Please or Register to create posts and topics.

"Live and let live" cultures

Hello everyone,

Freedom is an important value to me. As in social freedom over economical freedom. When you can be who you are without being judged. I'm talking about self-expression here.

I'm looking for countries/cities/culture with a "live and let live" mentality as in: "do whatever you want as long as you're not hurting anyone". So I think I'm talking about openness and an accepting attitude.

It might look like an obvious statement but in many cultures social norms and traditions (group) has more value than harmless self-expression (dancing in the streets, dressing in an unusual way, etc.)

Of course, there are more chances that it will be a city as traditions and social norm are often more valued in countryside. I value them as well of course.

3 places that I'm thinking about:

  1. Amsterdam
  2. Montreal
  3. Copenhagen

We could also put Stockholm, Rejkiavik and Oslo on the list. However, it's in smaller amount I think.

If you have any other idea, that would be welcome!

Below a video explaining what I mean.

I put the time stamp at 6:35 where the guy speaks about the warmth, openness and non-judgmental attitude of people from Montreal.

I think this might also have to do with the size of the city as "live and let live" probably also overlaps with "just another stranger" -which would be its negative cousin-.

So while smaller communities tend to be tightly knit, but also more judgmental, bigger cities are more impersonal.

Berlin is super and non-judgmental by the way.
Just the other day there was some gay parade and a guy walking another guy fully masked in leather, on a leash. Nobody around batted an eye, just another weirdo.

TheDucas and John Freeman have reacted to this post.
TheDucasJohn Freeman
Check the forum guidelines for effective communication.
(Book a call) for personalized & private feedback

Yes, I would now change it to "socially liberal cultures".

There is the impersonal part, true. So there's a continuum with: "I don't give a shit what you do because I don't care about you" on one side to "I don't give a shit what you do because I care that you can do whatever you want as long as it's not hurting me (or anymore)."

About the size: I had an "Aha" moment as I was going to compare metro area of Montreal and Paris: Montreal 4 million people, Paris 11 million people (and London 15 million). So Paris is 3 times bigger and I do feel there is more anonymity there compared to Montreal. So there's a size where people don't feel connected to one another anymore.

As a judge said in "Dredd": "Mega City One is a meat grinder and all that we do is turn the handle".

So there a sweet spot size of a city where there is enough anonymity for reputation to allow for social liberties and not so anonymous that you feel that you're just a number and so are other people.
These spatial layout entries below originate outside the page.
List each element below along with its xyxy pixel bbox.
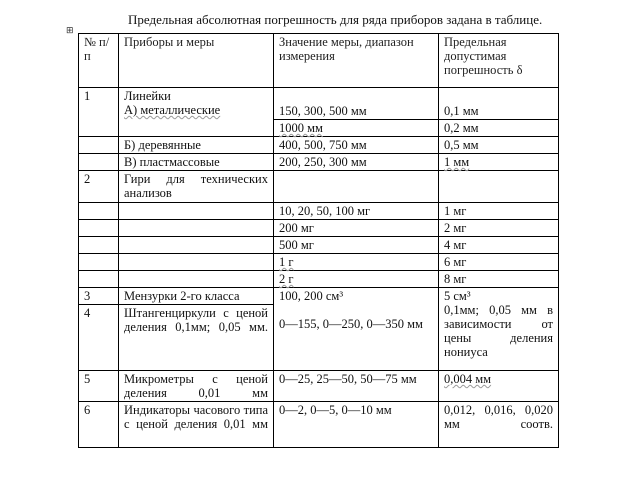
row-instrument: Микрометры с ценой деления 0,01 мм <box>119 371 274 402</box>
row-error: 1 мг <box>439 203 559 220</box>
row-error: 2 мг <box>439 220 559 237</box>
table-row <box>79 171 559 203</box>
row-subtitle: А) металлические <box>124 103 221 117</box>
table-row <box>79 220 559 237</box>
row-num: 6 <box>79 402 119 448</box>
row-error: 0,1 мм <box>439 88 559 120</box>
row-value: 0—25, 25—50, 50—75 мм <box>274 371 439 402</box>
row-num: 3 <box>79 288 119 305</box>
row-title: Линейки <box>124 89 171 103</box>
row-error: 0,2 мм <box>439 120 559 137</box>
table-row <box>79 154 559 171</box>
table-caption: Предельная абсолютная погрешность для ряда приборов задана в таблице. <box>128 12 543 27</box>
row-value: 200, 250, 300 мм <box>274 154 439 171</box>
row-value: 1 г <box>274 254 439 271</box>
row-instrument: Б) деревянные <box>119 137 274 154</box>
row-instrument: В) пластмассовые <box>119 154 274 171</box>
row-instrument: Штангенциркули с ценой деления 0,1мм; 0,05 мм. <box>119 305 274 371</box>
table-row <box>79 237 559 254</box>
header-value: Значение меры, диапазон измерения <box>274 34 439 88</box>
row-error: 0,012, 0,016, 0,020 мм соотв. <box>439 402 559 448</box>
header-error: Предельная допустимая погрешность δ <box>439 34 559 88</box>
table-header-row <box>79 34 559 88</box>
row-value: 2 г <box>274 271 439 288</box>
row-num: 5 <box>79 371 119 402</box>
row-instrument: Индикаторы часового типа с ценой деления 0,01 мм <box>119 402 274 448</box>
row-value <box>274 288 439 371</box>
instrument-error-table <box>78 33 559 448</box>
row-value-top: 100, 200 см³ <box>279 289 344 303</box>
row-instrument: Мензурки 2-го класса <box>119 288 274 305</box>
table-row <box>79 371 559 402</box>
table-row <box>79 271 559 288</box>
row-num: 1 <box>79 88 119 137</box>
header-instrument: Приборы и меры <box>119 34 274 88</box>
row-error-top: 5 см³ <box>444 289 471 303</box>
row-error: 1 мм <box>439 154 559 171</box>
table-row <box>79 203 559 220</box>
table-row <box>79 137 559 154</box>
table-row <box>79 402 559 448</box>
row-instrument <box>119 88 274 137</box>
row-error <box>439 288 559 371</box>
row-value: 150, 300, 500 мм <box>274 88 439 120</box>
table-anchor-icon[interactable]: ⊞ <box>66 26 74 36</box>
row-error: 4 мг <box>439 237 559 254</box>
table-row <box>79 254 559 271</box>
row-num: 2 <box>79 171 119 203</box>
table-row <box>79 88 559 120</box>
row-value: 400, 500, 750 мм <box>274 137 439 154</box>
row-error: 8 мг <box>439 271 559 288</box>
row-value: 1000 мм <box>274 120 439 137</box>
row-error: 0,004 мм <box>439 371 559 402</box>
row-num: 4 <box>79 305 119 371</box>
row-error: 0,5 мм <box>439 137 559 154</box>
row-error-bottom: 0,1мм; 0,05 мм в зависимости от цены деления нониуса <box>444 303 553 359</box>
row-error: 6 мг <box>439 254 559 271</box>
row-instrument: Гири для технических анализов <box>119 171 274 203</box>
row-value-bottom: 0—155, 0—250, 0—350 мм <box>279 317 423 331</box>
row-value: 500 мг <box>274 237 439 254</box>
row-value: 200 мг <box>274 220 439 237</box>
row-value: 10, 20, 50, 100 мг <box>274 203 439 220</box>
row-value: 0—2, 0—5, 0—10 мм <box>274 402 439 448</box>
table-row <box>79 288 559 305</box>
header-num: № п/п <box>79 34 119 88</box>
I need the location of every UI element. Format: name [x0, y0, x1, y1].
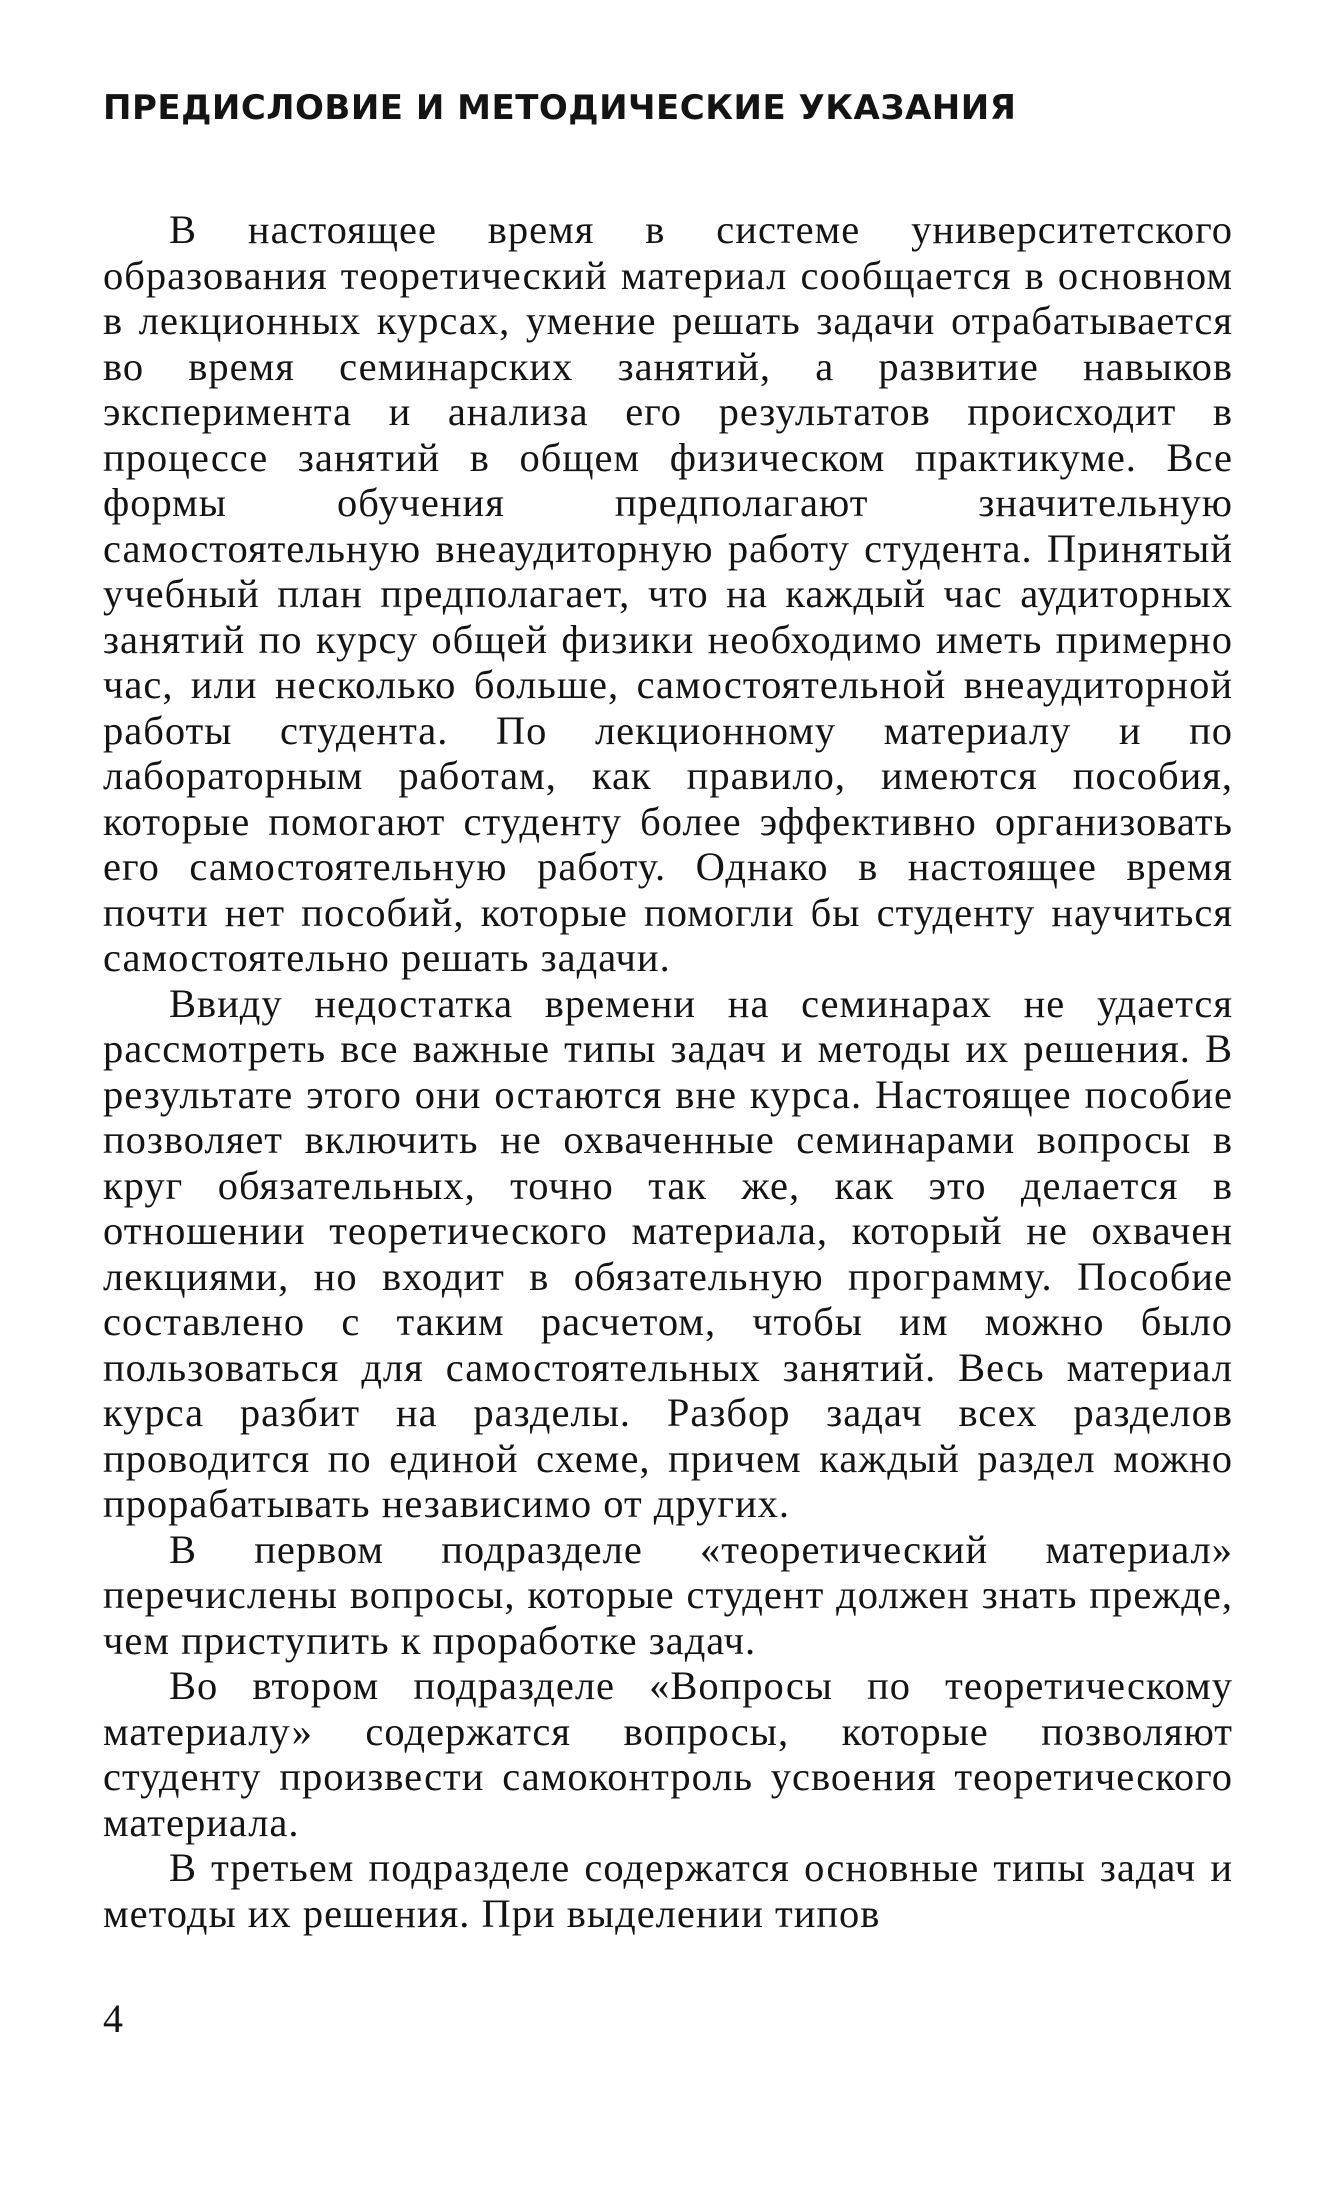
paragraph-2: Ввиду недостатка времени на семинарах не удается рассмотреть все важные типы задач и методы их решения. В результате этого они остаются вне курса. Настоящее пособие позволяет включить не охваченные семинарами вопросы в круг обязательных, точно так же, как это делается в отношении теоретического материала, который не охвачен лекциями, но входит в обязательную программу. Пособие составлено с таким расчетом, чтобы им можно было пользоваться для самостоятельных занятий. Весь материал курса разбит на разделы. Разбор задач всех разделов проводится по единой схеме, причем каждый раздел можно прорабатывать независимо от других. [103, 980, 1233, 1526]
paragraph-5: В третьем подразделе содержатся основные типы задач и методы их решения. При выделении типов [103, 1845, 1233, 1936]
section-heading: ПРЕДИСЛОВИЕ И МЕТОДИЧЕСКИЕ УКАЗАНИЯ [103, 88, 1017, 128]
body-text [103, 207, 1233, 1936]
paragraph-3: В первом подразделе «теоретический материал» перечислены вопросы, которые студент должен знать прежде, чем приступить к проработке задач. [103, 1526, 1233, 1663]
paragraph-1: В настоящее время в системе университетского образования теоретический материал сообщается в основном в лекционных курсах, умение решать задачи отрабатывается во время семинарских занятий, а развитие навыков эксперимента и анализа его результатов происходит в процессе занятий в общем физическом практикуме. Все формы обучения предполагают значительную самостоятельную внеаудиторную работу студента. Принятый учебный план предполагает, что на каждый час аудиторных занятий по курсу общей физики необходимо иметь примерно час, или несколько больше, самостоятельной внеаудиторной работы студента. По лекционному материалу и по лабораторным работам, как правило, имеются пособия, которые помогают студенту более эффективно организовать его самостоятельную работу. Однако в настоящее время почти нет пособий, которые помогли бы студенту научиться самостоятельно решать задачи. [103, 207, 1233, 980]
paragraph-4: Во втором подразделе «Вопросы по теоретическому материалу» содержатся вопросы, которые позволяют студенту произвести самоконтроль усвоения теоретического материала. [103, 1663, 1233, 1845]
page-number: 4 [103, 1996, 123, 2041]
leaderoffun has reacted to this post.

I second Berlin as a place that may check the box "non judgmental because people care about each other's freedom." I've lived in Montreal, and while people are indeed warmer and friendlier, the place feels a bit 'dead'; not much cultural activity, startups, creativity... compared to Berlin. It's a 'wannabe' city. Wannabe cool, progressive, advanced, a tech city. But... it's not. It lacks ambition, leadership. Canada has had one problem since forever: if you are any good at anything, you just move to the US. I love Canadians; would rather spend time with them rather than with mostly anyone else in the world. But I wouldn't recommend Montreal over Berlin, unless being French speaking scores major points.

John Freeman has reacted to this post.
John Freeman

Since we are comparing both cities: in the women department my experience was that Montreal has more beautiful girls than Berlin.

Was that your experience as well LoF?

Not in my experience.

John Freeman has reacted to this post.
John Freeman

Alright! So I have to explore more of Berlin then. 😛


there's a new concept that I don't think I already talked about here: "tight and loose cultures".

Switzerland being a tight culture of course. That explains to me the "judgy" feeling of some cultures. If those cultures have more (formal and informal)rules then as soon as one steps outside of them judgment will come in the shape of social shame as everyone is supposed to conform to the norm.

I've seen the data collection and it's quite heterogeneous in terms of city size where the data has been collected. However the concept is interesting to understand cultures given the limit described above.

Also the idea that tighter cultures are tighter due to more existential threats is an interesting ideas. Rules being a safety measure of course.